La commission des affaires économiques de l’Assemblée nationale a débattu, mercredi 5 novembre, de la pétition aux plus de deux millions de signatures. Malgré la censure du Conseil constitutionnel, beaucoup défendent encore le retour des néonicotinoïdes.
Les plus de deux millions de signatures contre la loi Duplomb et la décision du Conseil constitutionnel, qui a censuré son article le plus contesté, n’ont-elles jamais existé ? À écouter le débat en commission des affaires économiques, mercredi 5 novembre à l’Assemblée nationale, c’est tout comme. Du « bloc central » à l’extrême droite, les positions n’ont pas bougé d’un iota chez les parlementaires qui défendaient déjà, au printemps, cette loi qui ouvrait la voie au retour des néonicotinoïdes.
Malgré ce qui était inscrit à l’ordre du jour, la discussion n’a d’ailleurs pas tant porté sur l’examen de la pétition lancée le 10 juillet par Éléonore Pattery que sur l’intérêt et les dangers d’une réautorisation de l’acétamipride, le néonicotinoïde ardemment demandé par les représentants de la filière noisettes et sorti du texte par le Conseil constitutionnel.
Un sujet qui vire presque à l’obsession, tandis que les autres dimensions de cette loi visant à « lever les contraintes à l’exercice du métier d’agriculteur », comme les mesures favorisant l’élevage intensif et le développement du stockage d’eau, ont à peine été abordées.
Les deux rapporteuses de cette discussion, Hélène Laporte (Rassemblement national, RN) et Aurélie Trouvé (La France insoumise, LFI) avaient préalablement auditionné une vingtaine d’organismes, agricoles, scientifiques et médicaux. De nouveaux avis ont ainsi été présentés aux parlementaires ces deux dernières semaines, notamment ceux du Conseil national de l’ordre des médecins, de la Ligue nationale contre le cancer, ou encore du biologiste Philippe Grandcolas du CNRS. Face aux risques que présente la molécule pour la santé publique et la biodiversité, ceux-ci ont recommandé l’application du principe de précaution. (...)
Opinions renforcées
Quant aux préoccupations de santé publique, elles ont été balayées jusqu’au sein même de la Macronie. Sandra Marsaud, députée d’Ensemble pour la République (EPR) en Charente, a dénoncé ceux qui veulent « faire croire aux parents que l’environnement est responsable du cancer de leur enfant » et les stratégies consistant à « invoquer les cancers de l’enfant pour faire plus de buzz et provoquer de l’émotion ».
Son collègue Jean-Luc Fugit, élu du Rhône, a estimé en séance que les auditions n’avaient rien apporté de nouveau. À la sortie, il assume auprès de Mediapart n’avoir pas changé de position par rapport au printemps dernier, quand il soutenait la loi Duplomb (...)
Aurélie Trouvé, pour LFI, a assuré que le risque de lien avec le cancer était « suffisamment fort » pour faire appliquer le principe de précaution. « C’est précisément ce qui n’avait pas été fait dans le cas du chlordécone, et on connaît les dégâts. C’est un principe philosophique, moral, et politique. » « La pétition contre la loi Duplomb, c’est un cri pour plus de démocratie dans l’alimentation, a également souligné Boris Tavernier, député du Rhône pour Les Écologistes. Entendons ce cri. »

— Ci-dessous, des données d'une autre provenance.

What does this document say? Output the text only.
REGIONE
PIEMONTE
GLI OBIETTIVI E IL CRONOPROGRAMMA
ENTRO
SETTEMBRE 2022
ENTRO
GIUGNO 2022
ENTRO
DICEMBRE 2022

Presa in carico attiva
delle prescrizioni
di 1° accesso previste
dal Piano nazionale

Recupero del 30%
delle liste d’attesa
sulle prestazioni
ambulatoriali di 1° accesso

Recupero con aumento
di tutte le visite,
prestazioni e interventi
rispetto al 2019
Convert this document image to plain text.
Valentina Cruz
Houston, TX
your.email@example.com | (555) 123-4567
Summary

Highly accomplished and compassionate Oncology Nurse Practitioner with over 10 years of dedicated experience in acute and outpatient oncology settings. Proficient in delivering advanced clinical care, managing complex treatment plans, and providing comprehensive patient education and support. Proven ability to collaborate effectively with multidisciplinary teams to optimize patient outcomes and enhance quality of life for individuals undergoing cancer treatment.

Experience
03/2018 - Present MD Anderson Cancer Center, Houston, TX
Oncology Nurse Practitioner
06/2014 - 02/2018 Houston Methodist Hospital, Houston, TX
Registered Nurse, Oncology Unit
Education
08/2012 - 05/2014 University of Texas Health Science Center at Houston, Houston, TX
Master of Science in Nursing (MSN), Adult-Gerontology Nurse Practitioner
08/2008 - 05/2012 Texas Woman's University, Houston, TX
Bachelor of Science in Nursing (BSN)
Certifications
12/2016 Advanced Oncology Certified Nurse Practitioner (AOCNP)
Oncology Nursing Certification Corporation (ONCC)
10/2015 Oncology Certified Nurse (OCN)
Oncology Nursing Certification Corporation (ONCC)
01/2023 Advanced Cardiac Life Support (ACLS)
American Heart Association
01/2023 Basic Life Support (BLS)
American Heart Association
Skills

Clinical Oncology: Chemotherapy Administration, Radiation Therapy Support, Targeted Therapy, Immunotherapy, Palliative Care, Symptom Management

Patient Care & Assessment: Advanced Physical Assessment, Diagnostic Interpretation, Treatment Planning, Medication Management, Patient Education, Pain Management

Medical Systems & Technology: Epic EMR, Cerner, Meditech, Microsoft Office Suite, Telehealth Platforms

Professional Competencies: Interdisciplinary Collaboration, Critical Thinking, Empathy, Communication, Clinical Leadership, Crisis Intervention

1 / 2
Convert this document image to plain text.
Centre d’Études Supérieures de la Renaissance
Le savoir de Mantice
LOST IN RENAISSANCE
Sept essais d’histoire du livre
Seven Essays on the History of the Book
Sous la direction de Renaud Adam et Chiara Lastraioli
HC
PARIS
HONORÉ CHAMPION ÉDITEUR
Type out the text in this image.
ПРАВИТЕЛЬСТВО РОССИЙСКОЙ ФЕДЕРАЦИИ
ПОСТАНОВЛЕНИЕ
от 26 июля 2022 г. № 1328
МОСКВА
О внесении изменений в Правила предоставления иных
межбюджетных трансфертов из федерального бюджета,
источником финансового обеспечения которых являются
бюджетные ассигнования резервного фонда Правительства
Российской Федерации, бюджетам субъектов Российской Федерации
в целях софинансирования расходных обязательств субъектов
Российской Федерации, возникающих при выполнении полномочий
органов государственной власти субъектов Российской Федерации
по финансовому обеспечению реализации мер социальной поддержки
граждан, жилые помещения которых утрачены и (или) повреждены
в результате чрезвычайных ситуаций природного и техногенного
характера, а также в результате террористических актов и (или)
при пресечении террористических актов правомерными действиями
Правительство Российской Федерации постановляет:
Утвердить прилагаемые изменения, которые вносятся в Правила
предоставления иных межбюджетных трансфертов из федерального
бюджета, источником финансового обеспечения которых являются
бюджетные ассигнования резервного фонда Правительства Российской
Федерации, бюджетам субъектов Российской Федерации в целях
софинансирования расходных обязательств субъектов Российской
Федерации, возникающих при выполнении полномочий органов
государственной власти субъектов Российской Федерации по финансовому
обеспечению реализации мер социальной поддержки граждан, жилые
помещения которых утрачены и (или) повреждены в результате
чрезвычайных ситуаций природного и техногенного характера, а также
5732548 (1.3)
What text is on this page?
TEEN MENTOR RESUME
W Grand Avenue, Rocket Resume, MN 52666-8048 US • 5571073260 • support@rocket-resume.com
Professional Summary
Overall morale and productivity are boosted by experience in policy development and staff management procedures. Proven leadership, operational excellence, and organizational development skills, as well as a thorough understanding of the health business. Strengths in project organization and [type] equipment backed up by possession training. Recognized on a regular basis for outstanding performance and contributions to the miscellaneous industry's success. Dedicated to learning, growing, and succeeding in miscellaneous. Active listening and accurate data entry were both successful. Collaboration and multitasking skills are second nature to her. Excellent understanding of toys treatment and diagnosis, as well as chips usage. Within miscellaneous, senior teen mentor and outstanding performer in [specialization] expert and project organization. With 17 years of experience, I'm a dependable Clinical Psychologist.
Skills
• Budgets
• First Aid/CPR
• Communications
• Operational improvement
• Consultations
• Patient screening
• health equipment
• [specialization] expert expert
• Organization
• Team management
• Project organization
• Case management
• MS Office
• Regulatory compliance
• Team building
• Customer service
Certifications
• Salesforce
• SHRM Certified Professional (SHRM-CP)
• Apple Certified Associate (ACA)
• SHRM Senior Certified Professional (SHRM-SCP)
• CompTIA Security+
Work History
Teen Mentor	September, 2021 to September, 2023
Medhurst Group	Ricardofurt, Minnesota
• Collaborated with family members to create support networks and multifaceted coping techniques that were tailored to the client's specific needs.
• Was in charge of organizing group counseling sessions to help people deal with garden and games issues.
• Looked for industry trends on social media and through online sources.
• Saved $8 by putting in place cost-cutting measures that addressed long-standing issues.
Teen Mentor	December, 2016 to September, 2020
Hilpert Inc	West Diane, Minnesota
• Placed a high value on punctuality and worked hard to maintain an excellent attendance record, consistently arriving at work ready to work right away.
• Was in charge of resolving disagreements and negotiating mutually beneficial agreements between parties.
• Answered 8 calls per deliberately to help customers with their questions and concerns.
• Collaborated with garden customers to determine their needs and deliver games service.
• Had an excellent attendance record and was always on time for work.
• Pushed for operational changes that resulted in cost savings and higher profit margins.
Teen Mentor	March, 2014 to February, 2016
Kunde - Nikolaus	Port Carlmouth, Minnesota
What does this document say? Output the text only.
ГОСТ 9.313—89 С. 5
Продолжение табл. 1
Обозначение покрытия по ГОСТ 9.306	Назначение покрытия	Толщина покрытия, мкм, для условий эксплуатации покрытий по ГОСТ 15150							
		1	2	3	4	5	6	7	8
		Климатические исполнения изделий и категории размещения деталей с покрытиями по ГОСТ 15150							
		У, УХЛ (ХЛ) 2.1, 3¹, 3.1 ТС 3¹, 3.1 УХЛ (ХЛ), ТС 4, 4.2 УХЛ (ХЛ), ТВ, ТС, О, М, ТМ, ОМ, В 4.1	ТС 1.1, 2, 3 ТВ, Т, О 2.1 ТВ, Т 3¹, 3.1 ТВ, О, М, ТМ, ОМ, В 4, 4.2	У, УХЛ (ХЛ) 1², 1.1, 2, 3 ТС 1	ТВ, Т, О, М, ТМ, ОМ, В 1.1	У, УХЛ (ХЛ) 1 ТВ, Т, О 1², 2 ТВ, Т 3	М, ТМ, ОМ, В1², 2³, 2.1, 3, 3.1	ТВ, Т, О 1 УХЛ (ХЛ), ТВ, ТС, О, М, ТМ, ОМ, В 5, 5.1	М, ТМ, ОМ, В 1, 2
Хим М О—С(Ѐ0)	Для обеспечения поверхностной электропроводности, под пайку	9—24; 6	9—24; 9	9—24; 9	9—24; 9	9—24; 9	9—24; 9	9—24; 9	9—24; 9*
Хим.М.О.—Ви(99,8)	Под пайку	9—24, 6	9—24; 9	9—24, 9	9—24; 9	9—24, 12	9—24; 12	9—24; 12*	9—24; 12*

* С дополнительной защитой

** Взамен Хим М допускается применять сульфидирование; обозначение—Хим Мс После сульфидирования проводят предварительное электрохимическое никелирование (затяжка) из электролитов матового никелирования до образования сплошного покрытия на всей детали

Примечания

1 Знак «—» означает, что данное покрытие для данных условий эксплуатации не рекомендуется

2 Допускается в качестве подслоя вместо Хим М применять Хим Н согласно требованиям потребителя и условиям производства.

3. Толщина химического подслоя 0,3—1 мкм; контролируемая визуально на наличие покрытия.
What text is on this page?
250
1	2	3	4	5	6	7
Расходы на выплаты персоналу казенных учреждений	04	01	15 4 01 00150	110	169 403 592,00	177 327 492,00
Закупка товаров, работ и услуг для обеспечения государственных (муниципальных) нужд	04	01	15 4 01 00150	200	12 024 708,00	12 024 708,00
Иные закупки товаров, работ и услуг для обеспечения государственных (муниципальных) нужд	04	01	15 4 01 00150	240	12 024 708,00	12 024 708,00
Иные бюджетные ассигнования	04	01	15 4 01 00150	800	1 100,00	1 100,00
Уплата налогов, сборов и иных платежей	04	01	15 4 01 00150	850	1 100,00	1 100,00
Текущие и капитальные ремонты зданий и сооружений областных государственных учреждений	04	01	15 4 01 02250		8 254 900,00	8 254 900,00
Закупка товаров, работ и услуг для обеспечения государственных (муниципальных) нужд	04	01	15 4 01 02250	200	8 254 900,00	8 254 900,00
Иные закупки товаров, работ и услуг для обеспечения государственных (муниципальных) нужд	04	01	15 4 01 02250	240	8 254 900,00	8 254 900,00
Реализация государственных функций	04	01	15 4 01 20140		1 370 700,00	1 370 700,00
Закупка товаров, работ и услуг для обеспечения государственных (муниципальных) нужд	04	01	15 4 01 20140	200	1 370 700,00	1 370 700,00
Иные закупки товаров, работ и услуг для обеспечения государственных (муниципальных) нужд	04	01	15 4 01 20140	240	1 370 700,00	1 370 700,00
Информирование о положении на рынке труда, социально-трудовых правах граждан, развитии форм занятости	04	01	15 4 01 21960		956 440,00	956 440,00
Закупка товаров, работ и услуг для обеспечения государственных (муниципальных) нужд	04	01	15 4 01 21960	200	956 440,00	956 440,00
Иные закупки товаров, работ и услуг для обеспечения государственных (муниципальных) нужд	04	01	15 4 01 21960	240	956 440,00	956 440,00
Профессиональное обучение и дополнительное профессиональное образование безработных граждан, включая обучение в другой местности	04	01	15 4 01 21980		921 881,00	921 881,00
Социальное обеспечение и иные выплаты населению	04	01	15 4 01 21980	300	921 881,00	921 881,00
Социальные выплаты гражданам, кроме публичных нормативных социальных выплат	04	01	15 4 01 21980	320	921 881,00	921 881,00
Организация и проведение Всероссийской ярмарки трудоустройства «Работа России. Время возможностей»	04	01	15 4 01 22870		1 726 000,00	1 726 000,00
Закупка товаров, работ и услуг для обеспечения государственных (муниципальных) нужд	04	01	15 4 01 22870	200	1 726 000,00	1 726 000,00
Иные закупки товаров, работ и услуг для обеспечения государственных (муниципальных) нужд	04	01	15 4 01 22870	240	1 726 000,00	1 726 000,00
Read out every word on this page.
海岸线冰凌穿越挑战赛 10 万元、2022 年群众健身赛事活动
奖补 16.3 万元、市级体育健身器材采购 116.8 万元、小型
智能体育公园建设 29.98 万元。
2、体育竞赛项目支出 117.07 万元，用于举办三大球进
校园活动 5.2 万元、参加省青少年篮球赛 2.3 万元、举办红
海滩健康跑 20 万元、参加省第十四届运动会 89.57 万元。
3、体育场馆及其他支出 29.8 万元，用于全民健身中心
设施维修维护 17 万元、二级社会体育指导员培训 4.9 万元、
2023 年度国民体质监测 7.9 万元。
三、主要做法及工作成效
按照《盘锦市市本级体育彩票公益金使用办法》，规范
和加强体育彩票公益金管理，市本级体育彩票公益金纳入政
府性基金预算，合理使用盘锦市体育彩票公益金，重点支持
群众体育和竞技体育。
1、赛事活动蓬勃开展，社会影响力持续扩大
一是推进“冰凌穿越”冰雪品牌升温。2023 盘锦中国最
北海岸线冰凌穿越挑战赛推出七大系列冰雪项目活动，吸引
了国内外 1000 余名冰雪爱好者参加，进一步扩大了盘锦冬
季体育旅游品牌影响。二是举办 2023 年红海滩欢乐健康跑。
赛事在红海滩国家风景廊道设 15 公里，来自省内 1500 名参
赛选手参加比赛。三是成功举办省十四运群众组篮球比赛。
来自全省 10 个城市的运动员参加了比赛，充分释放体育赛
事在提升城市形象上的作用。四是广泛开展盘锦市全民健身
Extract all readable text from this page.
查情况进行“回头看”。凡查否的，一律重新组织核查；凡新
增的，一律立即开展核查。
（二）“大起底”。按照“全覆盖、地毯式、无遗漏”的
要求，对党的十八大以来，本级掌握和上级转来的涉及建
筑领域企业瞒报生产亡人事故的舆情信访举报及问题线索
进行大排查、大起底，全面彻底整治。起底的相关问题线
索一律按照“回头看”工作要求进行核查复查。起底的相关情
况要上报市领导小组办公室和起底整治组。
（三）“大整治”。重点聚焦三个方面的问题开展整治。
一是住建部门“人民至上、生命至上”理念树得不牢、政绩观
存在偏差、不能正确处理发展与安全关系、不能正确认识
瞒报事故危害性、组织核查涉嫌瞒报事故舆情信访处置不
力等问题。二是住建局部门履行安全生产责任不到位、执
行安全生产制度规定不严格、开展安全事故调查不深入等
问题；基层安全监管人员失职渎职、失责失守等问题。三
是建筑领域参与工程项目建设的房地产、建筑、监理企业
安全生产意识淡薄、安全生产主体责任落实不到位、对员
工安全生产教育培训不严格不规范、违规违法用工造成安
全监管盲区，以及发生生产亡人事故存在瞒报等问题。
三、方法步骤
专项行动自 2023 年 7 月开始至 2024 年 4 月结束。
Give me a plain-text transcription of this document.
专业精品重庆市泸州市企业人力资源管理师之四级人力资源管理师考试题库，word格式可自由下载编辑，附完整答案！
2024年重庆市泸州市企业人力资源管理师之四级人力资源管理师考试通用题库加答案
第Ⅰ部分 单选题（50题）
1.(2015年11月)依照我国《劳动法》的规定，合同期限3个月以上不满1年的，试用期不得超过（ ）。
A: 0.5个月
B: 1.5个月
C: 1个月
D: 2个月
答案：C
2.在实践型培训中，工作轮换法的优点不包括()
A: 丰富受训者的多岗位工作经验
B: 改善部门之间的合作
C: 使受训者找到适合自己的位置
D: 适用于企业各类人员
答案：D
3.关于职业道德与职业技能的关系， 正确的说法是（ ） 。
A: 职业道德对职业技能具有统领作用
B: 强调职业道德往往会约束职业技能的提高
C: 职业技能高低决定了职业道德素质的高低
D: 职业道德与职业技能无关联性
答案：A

L’examen de la pétition se poursuivra en séance plénière, selon l’engagement qu’avait pris la présidente de l’Assemblée nationale, Yaël Braun-Pivet. Si la date n’est pas encore officiellement décidée, les agendas semblent converger, à ce stade, vers la semaine du 24 novembre. Cette semaine-là est par ailleurs celle de la niche parlementaire de LFI.
Le parti y présentera sa proposition d’abrogation de la loi Duplomb, un texte qui veut également interdire l’importation en France de produits « contenant de l’acétamipride ». « On veut un vote, on ne veut pas lâcher l’affaire », explique le député girondin Loïc Prud’homme, l’un coauteurs de la proposition de loi.
Laurent Duplomb, quant à lui, a déjà annoncé sa volonté de proposer un nouveau texte pour réussir à faire passer la réautorisation de l’acétamipride à laquelle il travaille depuis l’an dernier. Le sénateur de Haute-Loire du parti Les Républicains (LR), avec Franck Menonville, sénateur de la Meuse pour l’Union des démocrates et indépendants (UDI), prépare une proposition de loi pour début 2026. « L’idée est de tirer les enseignements de la censure du Conseil constitutionnel, et d’avoir une dérogation pour l’acétamipride plus encadrée et plus limitée dans le temps. Les “sages” veulent plus de garanties, on va les leur donner », précise Franck Menonville à Mediapart.